Economy

GST 2.0: FMCG trade faces challenges ahead of new GST rate

Stock caution: To avoid getting stuck with higher-taxed goods, traders have trimmed inventory to 5-6 days and are holding back fresh buys until the new MRP is clarified

Stock caution: To avoid getting stuck with higher-taxed goods, traders have trimmed inventory to 5-6 days and are holding back fresh buys until the new MRP is clarified
| Photo Credit:
Kesavan A N 1612@Chennai

The fast-moving consumer goods (FMCG) trade is in flux ahead of the September 22 roll-out of the new GST rates, with distributors and retailers seeking credit notes, price protection and inventory adjustment to guard against losses on shift to the new tax regime.

The industry is bracing for short-term disruptions and trade-related issues as the complexity of the supply chain — with large volumes of stocks lying with distributors and retailers — adds to the uncertainty.

Cautious about being saddled with higher-taxed goods, trade players have cut inventory to 5-6 days and are holding back on fresh purchases until the new MRP becomes clear.

“The benefit of the reduced GST will likely be passed on to consumers within a month or month- and-a-half. With no clarity on the interim period, I have reduced inventory to 5-6 days,” said Praful Punamchand Jain, an FMCG distributor in Maharashtra.

Distributors warn that it could take at least 45 days to exhaust the old inventory and for companies to implement the new MRP rates.

Ganeshraam, a distributor in Tamil Nadu, said: “Distributors will start reducing inventories. However, large volume companies will be in a position to bring down the old stock to zero. Medium-size and nominal turnover companies will not be able to do that. We have asked manufacturers to take up any loss of distributors.”

Transparent shift

The All India Consumer Products Distributors Federation (AICPDF) has written to FMCG companies seeking mechanisms such as credit notes, price protection and inventory adjustment.

Dhairyashil Patil, National President, AICPDF, told businessline : “No one was expecting a GST reduction on such a wide range of FMCG products and, hence, companies affected by the inventory position because of this transition could range from 30 per cent to 80 per cent. We have asked companies to ensure there is transparent, fair and uniform implementation across channels… and to clearly communicate with us on how the left-over inventory will be handled.”

FMCG majors are, meanwhile, seeking clarity on being able to affix new price stickers on older stocks for sale post September 22 but they admit that the transition will be bumpy.

Sudhir Sitapati, MD and CEO, Godrej Consumer Products, said: “There will, of course, be some short-term disruptions… It will take a little time before new MRP flows into the market.

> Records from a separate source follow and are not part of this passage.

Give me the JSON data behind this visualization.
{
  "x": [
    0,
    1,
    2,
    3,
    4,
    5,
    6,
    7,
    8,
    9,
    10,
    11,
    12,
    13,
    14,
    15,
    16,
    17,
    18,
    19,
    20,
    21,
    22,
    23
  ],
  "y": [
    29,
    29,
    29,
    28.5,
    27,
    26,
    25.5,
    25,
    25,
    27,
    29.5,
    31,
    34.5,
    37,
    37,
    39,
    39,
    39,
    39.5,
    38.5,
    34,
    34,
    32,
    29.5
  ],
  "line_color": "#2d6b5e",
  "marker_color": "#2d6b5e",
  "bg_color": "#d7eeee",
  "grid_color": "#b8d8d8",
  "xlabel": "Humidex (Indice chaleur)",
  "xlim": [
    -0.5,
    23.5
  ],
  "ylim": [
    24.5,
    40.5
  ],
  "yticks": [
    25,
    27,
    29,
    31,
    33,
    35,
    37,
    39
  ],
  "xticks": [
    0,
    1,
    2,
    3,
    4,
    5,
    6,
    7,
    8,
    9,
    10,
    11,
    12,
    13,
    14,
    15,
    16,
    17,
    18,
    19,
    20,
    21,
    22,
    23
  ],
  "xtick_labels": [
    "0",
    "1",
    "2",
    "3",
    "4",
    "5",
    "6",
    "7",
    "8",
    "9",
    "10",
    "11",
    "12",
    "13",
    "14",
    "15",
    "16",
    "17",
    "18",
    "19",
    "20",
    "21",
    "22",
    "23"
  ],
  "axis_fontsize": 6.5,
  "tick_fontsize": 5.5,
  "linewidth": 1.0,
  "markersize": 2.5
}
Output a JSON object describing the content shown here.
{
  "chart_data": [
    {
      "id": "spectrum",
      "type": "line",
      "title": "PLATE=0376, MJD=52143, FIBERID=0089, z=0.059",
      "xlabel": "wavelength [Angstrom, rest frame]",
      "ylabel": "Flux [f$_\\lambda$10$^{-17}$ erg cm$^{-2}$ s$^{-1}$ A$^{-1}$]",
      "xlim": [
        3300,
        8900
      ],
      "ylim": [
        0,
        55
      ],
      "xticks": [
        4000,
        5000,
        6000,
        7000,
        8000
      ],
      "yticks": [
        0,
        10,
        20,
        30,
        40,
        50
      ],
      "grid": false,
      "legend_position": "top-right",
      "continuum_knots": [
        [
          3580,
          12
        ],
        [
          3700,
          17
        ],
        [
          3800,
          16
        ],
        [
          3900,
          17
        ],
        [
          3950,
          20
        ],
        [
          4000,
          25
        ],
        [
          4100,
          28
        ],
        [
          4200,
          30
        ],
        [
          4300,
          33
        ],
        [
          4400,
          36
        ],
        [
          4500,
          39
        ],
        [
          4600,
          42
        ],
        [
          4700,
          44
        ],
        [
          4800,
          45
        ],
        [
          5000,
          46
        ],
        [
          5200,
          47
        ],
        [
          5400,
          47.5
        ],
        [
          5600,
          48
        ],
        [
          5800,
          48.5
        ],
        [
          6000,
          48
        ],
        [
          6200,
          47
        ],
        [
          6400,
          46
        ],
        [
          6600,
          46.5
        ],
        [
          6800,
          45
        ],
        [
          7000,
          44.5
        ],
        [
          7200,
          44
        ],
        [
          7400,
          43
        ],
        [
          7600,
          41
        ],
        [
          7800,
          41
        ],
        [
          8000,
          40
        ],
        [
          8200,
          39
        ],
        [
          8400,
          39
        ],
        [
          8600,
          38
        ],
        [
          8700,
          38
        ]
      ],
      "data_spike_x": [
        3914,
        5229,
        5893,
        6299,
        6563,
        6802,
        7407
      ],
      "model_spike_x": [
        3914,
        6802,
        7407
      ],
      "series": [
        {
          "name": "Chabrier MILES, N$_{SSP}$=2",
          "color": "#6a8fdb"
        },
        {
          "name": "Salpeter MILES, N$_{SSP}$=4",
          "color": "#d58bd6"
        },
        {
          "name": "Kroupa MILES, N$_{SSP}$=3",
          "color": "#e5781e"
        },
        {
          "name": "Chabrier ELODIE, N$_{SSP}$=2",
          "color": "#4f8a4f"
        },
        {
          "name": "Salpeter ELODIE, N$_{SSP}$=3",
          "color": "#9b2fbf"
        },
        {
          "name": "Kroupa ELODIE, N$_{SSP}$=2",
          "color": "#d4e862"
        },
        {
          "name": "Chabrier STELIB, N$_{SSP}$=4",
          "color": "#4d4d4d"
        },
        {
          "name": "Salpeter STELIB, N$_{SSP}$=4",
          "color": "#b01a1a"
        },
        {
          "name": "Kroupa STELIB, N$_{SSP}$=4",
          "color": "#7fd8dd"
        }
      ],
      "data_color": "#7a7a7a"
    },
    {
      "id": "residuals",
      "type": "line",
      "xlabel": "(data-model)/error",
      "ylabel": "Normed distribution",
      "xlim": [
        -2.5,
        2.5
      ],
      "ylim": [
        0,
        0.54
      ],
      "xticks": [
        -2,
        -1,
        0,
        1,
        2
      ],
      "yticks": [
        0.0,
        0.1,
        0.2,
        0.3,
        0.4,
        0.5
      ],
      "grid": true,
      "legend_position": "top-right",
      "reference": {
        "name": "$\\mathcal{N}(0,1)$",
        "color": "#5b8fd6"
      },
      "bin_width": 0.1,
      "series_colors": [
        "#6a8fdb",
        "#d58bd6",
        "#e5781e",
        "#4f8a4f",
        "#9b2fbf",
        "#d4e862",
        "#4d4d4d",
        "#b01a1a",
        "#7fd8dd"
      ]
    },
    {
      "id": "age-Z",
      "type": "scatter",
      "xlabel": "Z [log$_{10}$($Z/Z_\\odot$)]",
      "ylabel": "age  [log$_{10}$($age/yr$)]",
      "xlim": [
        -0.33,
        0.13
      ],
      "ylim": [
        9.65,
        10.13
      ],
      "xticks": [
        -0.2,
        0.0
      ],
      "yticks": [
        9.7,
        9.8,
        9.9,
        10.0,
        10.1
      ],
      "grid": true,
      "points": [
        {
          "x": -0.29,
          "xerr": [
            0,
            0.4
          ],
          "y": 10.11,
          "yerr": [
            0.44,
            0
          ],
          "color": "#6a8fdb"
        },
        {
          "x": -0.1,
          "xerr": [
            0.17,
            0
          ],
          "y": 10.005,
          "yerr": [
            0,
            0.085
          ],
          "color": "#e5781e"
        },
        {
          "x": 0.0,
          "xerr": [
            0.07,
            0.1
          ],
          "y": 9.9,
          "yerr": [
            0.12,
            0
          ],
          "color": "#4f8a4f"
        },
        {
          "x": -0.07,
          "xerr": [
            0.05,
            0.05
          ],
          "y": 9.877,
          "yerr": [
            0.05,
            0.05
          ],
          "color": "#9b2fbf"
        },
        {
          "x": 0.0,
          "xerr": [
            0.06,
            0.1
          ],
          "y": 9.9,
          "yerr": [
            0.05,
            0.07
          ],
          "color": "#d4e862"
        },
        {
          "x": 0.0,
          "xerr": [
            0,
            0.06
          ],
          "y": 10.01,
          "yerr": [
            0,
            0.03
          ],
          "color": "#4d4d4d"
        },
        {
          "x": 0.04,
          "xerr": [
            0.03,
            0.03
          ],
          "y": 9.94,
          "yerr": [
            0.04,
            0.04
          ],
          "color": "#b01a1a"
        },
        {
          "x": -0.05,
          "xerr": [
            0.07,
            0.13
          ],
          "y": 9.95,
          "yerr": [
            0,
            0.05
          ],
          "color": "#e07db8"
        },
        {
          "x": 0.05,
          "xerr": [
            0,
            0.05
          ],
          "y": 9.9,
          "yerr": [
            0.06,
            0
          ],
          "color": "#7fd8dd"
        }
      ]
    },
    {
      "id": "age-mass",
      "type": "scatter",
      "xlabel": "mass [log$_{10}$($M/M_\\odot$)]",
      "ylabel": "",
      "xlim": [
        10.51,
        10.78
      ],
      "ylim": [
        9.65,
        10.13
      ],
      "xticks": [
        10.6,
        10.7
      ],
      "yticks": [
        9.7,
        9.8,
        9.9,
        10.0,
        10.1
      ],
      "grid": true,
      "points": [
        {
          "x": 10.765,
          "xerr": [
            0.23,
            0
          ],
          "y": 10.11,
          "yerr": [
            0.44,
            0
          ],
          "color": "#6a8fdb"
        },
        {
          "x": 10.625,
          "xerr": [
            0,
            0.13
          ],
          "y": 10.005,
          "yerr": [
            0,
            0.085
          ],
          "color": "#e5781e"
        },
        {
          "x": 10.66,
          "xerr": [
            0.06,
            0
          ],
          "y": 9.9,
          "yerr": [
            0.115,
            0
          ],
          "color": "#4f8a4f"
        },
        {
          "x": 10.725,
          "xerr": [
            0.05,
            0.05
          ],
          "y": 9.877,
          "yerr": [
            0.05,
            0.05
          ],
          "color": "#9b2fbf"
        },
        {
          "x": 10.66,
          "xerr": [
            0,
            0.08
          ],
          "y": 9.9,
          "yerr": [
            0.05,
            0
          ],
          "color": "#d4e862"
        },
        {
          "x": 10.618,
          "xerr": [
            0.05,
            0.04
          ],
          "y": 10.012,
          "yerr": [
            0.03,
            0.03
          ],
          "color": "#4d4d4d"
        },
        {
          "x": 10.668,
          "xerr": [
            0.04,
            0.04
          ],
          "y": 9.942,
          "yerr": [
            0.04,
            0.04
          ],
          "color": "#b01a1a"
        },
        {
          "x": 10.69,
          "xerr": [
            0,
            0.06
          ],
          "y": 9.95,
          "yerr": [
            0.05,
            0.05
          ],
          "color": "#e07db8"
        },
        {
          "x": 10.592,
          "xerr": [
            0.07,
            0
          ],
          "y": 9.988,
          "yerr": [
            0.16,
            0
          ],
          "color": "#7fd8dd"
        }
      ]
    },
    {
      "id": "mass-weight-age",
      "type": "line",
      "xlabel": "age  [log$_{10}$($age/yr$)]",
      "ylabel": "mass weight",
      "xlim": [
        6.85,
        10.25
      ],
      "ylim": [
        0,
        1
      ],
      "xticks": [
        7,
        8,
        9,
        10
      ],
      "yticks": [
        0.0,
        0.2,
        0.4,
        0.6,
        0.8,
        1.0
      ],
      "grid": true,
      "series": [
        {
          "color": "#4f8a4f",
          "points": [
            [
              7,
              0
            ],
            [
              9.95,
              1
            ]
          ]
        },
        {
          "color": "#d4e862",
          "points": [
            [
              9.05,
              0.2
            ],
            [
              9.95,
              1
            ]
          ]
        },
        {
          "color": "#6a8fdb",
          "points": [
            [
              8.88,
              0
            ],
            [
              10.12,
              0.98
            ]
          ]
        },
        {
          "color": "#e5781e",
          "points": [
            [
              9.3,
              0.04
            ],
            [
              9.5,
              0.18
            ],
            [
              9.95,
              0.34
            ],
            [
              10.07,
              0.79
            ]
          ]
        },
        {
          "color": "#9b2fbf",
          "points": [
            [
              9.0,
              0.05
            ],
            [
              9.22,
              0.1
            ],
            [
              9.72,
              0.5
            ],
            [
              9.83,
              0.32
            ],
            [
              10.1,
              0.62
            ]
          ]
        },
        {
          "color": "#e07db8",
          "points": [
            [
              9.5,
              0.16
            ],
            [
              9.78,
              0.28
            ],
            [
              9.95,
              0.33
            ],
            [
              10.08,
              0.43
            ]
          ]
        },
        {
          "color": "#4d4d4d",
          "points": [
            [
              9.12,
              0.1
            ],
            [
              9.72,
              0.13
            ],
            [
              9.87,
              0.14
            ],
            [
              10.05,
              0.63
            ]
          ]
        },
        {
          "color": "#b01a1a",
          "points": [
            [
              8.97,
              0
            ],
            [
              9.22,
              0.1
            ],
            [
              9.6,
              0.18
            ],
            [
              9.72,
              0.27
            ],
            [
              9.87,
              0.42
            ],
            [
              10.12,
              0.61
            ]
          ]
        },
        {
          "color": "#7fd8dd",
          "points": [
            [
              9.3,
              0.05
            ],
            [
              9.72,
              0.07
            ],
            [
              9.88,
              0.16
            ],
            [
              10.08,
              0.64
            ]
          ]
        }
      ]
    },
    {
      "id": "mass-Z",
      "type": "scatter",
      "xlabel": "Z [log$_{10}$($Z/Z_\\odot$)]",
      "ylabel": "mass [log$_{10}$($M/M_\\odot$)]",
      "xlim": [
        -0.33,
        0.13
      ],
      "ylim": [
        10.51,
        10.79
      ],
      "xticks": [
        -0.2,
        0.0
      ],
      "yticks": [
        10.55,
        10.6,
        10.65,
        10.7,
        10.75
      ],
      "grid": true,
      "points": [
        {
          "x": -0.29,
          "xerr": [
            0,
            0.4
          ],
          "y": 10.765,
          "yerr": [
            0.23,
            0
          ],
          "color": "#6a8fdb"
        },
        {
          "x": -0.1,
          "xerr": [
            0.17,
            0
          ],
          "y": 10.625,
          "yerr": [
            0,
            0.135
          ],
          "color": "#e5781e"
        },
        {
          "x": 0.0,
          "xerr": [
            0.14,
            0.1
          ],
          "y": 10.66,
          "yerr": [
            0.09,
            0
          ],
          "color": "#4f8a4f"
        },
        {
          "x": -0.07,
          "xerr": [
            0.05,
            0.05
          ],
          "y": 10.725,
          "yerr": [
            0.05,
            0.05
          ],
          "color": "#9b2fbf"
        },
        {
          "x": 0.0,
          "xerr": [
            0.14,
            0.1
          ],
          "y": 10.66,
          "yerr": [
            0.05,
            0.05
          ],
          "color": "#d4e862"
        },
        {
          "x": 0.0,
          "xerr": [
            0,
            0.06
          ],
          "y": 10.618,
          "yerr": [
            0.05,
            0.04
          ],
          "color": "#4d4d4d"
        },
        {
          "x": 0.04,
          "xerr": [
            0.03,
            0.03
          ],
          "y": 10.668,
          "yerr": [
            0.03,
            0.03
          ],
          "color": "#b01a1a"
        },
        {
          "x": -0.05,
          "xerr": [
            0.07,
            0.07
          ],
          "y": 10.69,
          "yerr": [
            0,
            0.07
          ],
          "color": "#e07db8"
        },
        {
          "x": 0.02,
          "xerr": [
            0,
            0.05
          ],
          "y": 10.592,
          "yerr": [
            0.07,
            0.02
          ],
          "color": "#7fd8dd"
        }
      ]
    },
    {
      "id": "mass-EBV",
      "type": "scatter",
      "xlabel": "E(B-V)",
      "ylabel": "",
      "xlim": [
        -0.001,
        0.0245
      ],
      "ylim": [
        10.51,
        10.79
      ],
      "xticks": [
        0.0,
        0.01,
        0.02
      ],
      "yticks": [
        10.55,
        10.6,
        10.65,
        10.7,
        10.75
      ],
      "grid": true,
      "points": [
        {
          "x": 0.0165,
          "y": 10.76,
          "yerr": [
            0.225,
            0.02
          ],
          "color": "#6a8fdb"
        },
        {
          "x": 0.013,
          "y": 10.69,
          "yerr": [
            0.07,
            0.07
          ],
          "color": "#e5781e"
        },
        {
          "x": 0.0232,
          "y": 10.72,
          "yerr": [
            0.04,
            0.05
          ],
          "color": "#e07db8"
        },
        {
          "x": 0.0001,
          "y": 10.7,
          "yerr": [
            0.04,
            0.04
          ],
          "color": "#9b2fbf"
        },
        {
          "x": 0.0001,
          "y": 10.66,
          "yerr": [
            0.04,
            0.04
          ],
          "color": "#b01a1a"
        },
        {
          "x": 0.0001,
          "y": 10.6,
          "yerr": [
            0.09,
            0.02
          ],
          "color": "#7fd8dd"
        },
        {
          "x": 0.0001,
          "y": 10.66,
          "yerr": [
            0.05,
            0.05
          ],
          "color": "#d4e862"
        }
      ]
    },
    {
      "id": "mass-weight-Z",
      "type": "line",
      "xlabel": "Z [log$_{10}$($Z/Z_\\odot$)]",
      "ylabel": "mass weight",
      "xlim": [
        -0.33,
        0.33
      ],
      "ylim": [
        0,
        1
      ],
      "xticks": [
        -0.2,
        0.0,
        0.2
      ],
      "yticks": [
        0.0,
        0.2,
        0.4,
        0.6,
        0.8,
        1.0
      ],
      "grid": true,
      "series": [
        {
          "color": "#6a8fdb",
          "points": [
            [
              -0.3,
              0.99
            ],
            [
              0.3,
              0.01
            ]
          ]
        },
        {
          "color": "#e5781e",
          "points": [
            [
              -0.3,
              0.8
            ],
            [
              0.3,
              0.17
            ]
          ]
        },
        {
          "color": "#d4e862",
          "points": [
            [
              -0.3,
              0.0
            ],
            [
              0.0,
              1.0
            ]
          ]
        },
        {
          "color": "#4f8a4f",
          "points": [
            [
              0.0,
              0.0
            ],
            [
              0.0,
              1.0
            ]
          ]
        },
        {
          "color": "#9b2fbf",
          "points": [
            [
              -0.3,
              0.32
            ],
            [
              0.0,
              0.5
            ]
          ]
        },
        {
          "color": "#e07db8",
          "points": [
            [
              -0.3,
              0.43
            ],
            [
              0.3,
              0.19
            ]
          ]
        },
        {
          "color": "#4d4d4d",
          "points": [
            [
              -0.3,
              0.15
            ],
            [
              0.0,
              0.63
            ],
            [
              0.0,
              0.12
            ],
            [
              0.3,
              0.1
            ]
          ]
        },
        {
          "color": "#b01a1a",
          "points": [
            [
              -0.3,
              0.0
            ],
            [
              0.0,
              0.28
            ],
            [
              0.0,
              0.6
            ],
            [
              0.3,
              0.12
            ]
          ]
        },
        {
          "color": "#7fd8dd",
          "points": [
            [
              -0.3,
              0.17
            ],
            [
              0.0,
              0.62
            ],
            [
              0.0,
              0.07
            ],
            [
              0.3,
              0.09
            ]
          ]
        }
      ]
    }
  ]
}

By early or mid-next month, consumers will start seeing reduced prices on FMCG products. September may, therefore, be somewhat cho- ppy, with pipeline changes and stock adjustments, but this is temporary.”

Passing on discounts

Other players are also preparing for the shift. Mayank Shah, Vice-President, Parle Products, said: “Food products like biscuits are high sales velocity items with low shelf-life. So, we believe in such categories distributors and retailers will be left with stocks bought just a few days before the transition date. For such stocks, companies will be passing on discounts or issuing credit notes to the trade channel.”

Angshu Mallick, MD and CEO, AWL Agri Business Ltd, added: “Benefits will be passed on to consumers through a combination of reduced MRP and increase in grammage… We are also gearing up with new packaging material reflecting the new MRPs from next week, which can be sold from September 22.”

Prashant Peres, MD, South Asia, Kellanova, wrote in a LinkedIn post: “We’ve already begun producing stocks with reduced MRPs, ensuring families experience the benefits right at the shelf.”

Alternatives

Industry experts say companies are also considering practical alternatives such as “buy one, get one” offers and discounts to pass on benefits, given the challenges of relabelling products, dealing with very low price points, and goods already in transit.

A report by Motilal Oswal Financial Services noted: “While there may be some near-term trade-related challenges, we view these steps as structural changes that will boost consumption.”